The two studies on menopausal hot flashes published in peer-reviewed journals have not demonstrated a reduction in hot flashes. The negative results of the two small published studies do not support the claim that red clover is an effective treatment for menopausal symptoms, and important safety questions remain. Additional studies are necessary to further elucidate these issues.

Funding of Reviewed Studies

The two reported red clover studies were supported by grants from Novogen Ltd.

References

1. Foster S, Tyler VE. Tyler’s Honest Herbal. 4th ed. Binghamton, NY: The Haworth Herbal Press; 1999.

2. Holmes P. The Energetics of Western Herbs: Treatment Strategies Integrating Western and Oriental Herbal Medicine. Vol. 1. Boulder, CO: Snow Lotus; 1989.

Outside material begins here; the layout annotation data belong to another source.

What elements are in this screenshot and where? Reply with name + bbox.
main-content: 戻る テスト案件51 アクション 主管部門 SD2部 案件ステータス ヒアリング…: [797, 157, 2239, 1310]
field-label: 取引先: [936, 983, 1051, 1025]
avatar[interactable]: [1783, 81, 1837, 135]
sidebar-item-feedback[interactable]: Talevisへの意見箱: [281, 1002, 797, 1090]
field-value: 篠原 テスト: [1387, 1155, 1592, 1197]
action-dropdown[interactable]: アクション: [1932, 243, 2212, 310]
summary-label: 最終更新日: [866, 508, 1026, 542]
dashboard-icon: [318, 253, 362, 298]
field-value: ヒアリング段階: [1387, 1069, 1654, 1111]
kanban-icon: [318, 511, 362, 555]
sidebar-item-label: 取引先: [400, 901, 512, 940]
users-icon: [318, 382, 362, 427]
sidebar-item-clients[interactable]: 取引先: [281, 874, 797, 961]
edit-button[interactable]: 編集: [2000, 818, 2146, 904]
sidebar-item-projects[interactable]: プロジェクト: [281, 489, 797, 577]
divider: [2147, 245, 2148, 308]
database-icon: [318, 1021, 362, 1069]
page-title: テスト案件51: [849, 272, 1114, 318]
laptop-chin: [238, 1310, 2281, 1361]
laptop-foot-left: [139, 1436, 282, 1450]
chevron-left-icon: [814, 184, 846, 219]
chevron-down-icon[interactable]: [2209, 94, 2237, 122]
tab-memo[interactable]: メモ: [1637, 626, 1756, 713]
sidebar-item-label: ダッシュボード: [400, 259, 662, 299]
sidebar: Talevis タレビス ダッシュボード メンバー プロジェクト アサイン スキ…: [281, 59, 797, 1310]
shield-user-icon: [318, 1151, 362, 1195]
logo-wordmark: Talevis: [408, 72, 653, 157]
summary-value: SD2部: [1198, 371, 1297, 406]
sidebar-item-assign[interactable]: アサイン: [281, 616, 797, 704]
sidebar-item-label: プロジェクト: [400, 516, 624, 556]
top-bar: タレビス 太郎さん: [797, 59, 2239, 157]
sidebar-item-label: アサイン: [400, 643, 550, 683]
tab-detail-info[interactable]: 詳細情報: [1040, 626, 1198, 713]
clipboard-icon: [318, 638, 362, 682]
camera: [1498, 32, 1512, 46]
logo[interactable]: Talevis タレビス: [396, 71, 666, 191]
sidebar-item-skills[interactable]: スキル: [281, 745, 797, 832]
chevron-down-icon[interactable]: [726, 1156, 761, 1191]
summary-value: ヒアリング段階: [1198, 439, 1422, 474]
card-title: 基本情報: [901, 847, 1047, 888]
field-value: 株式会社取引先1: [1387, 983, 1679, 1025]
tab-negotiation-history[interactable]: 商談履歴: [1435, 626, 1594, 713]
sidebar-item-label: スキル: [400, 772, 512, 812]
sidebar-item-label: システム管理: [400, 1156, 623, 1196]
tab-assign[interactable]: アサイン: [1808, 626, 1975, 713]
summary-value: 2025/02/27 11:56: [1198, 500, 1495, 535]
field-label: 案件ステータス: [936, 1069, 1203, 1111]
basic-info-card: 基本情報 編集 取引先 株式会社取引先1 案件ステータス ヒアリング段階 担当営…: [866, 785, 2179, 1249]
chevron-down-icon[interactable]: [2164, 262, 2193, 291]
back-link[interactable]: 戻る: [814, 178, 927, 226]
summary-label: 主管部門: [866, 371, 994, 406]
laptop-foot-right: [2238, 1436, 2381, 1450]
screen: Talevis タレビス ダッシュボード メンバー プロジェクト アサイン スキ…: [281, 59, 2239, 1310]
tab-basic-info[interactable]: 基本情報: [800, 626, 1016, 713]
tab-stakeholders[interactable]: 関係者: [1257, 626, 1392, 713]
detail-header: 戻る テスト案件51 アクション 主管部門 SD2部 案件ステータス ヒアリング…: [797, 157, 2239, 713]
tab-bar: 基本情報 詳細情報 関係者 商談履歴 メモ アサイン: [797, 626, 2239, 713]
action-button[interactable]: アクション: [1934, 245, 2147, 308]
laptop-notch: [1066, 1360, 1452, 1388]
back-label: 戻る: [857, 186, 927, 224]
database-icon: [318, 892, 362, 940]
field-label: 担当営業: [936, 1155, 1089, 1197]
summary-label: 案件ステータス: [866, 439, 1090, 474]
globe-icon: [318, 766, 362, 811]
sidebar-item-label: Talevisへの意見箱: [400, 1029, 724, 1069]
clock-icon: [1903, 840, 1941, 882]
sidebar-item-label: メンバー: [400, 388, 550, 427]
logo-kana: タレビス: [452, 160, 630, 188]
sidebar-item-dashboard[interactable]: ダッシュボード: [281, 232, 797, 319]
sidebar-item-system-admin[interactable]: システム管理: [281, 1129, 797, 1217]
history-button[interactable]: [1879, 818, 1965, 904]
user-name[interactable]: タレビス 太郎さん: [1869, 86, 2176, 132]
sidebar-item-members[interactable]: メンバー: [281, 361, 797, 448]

3. Baber RJ, et al. Randomized placebo-controlled trial of an isoflavone supplement and menopausal symptoms in women. Climacteric 1999;2:85-92.

4. Knight DC, et al. The effect of Promensil™, an isoflavone extract, on menopausal symptoms. Climacteric 1999;2:79-84.

5. Albertazzi P, et al. The effect of dietary soy supplementation on hot flushes. Obstet Gynecol 1998;91:6-11.

6. Murkies AL, et al. Dietary flour supplementation decreases post-menopausal hot flushes: Effect of soy and wheat. Maturitas 1995;21:189-195.

7. Brzezinski A, et al. Short-term effects of phytoestrogen-rich diet on postmenopausal women. Menopause 1997;4:89-94.

8. Lewis RA. Lewis’ Dictionary of Toxicology. Boca Raton, FL: CRC Press; 1998.

9. Zava DT, et al. Estrogen and progestin bioactivity of foods, herbs, and spices. Proc Soc Exp Biol Med 1998;217:369-378.

10. Dewick PM. Medicinal Natural Products: A Biosynthetic Approach. West Sussex, England: John Wiley and Sons, Ltd.; 1997.